Women who do scale the corporate heights queue up to tell you they didn’t want special treatment; they wouldn’t want anyone to think they got there on anything but merit.

It’s a usefully facile argument deployed over the years to ensure that the House of Commons can expect parity of numbers by the year 2150 or so. Possibly. For a while we got that a bit more right in Scotland when Holyrood tiptoed towards equality of opportunity, and the first post-devolution Cabinet had a healthy raft of female ministers.

But barely a third of the candidates who stood in the last election was female, and that’s reflected in the make-up of the current chamber.

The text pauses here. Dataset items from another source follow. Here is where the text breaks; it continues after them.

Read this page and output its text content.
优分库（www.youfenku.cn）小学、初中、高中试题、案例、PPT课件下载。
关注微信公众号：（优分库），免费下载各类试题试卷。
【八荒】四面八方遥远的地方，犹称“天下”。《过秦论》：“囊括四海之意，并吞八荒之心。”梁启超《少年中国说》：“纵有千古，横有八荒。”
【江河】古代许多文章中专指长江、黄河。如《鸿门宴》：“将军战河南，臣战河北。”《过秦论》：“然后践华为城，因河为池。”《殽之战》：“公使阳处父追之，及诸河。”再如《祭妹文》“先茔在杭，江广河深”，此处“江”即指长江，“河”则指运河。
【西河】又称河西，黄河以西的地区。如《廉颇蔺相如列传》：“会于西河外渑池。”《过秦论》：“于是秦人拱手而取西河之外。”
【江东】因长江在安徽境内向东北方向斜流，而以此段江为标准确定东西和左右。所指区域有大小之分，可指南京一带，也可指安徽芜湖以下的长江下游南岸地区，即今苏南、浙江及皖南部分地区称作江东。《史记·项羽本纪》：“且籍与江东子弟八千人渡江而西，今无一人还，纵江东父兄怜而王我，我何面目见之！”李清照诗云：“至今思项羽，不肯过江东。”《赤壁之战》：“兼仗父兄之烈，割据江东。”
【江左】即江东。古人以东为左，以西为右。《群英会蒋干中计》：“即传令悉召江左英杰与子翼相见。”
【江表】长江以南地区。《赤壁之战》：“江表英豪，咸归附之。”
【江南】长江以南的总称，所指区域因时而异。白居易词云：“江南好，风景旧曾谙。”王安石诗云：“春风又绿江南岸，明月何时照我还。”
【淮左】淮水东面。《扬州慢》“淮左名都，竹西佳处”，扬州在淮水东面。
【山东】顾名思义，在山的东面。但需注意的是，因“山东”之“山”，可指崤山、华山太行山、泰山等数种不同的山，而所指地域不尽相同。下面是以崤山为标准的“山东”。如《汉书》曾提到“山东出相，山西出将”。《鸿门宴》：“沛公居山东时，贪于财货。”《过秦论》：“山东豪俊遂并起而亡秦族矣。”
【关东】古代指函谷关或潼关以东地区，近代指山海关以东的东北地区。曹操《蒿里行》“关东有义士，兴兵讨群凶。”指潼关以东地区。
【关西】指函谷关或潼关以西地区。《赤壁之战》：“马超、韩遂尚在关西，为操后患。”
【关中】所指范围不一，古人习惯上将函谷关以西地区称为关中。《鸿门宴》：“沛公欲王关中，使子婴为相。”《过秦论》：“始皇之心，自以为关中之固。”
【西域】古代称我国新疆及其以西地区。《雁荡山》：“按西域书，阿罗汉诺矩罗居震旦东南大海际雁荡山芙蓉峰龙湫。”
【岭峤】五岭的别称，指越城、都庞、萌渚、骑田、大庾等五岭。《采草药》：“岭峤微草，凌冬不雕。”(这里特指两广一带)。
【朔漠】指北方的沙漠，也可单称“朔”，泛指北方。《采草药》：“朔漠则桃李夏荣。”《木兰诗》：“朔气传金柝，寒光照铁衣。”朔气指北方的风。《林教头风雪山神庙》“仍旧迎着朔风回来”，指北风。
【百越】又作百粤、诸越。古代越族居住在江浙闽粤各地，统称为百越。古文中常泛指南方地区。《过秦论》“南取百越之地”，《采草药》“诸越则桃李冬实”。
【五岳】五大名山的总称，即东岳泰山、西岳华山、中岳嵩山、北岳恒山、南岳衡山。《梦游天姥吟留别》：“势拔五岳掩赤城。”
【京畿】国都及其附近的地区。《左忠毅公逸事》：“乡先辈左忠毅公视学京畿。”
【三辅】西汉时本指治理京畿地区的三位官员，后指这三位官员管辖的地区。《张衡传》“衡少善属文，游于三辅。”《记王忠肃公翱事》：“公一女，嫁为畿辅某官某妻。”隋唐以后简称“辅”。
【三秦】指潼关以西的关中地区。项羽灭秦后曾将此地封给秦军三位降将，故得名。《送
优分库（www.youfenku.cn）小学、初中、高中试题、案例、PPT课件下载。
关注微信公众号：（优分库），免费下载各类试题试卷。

The sexual revolution hasn’t done quite what it said on the tin either. Having control over their own fertility allowed women to have sex for the fun of it, which has somehow morphed in some quarters into a ladette culture of raunchy promiscuity. Texting sexually explicit snaps of your boobs and bits to someone you fancy doesn’t strike me as the perfumed path to perfect intimacy.

But perhaps the saddest aspect of this year’s Women’s Day is the raft of statistics which tell us that the unkindest welfare cuts of all will fall on women … women as carers, women as recipients of essential services and benefits. Men will suffer too, but Planet Austerity is disproportionately peopled by women.

Reasons to be cheerful? Well, we don’t live in a war zone with casual rape as a daily feature. We don’t live in a world where religious zealots remove basic rights from women.

So I’ll still raise a glass tonight. But then, not much change there either!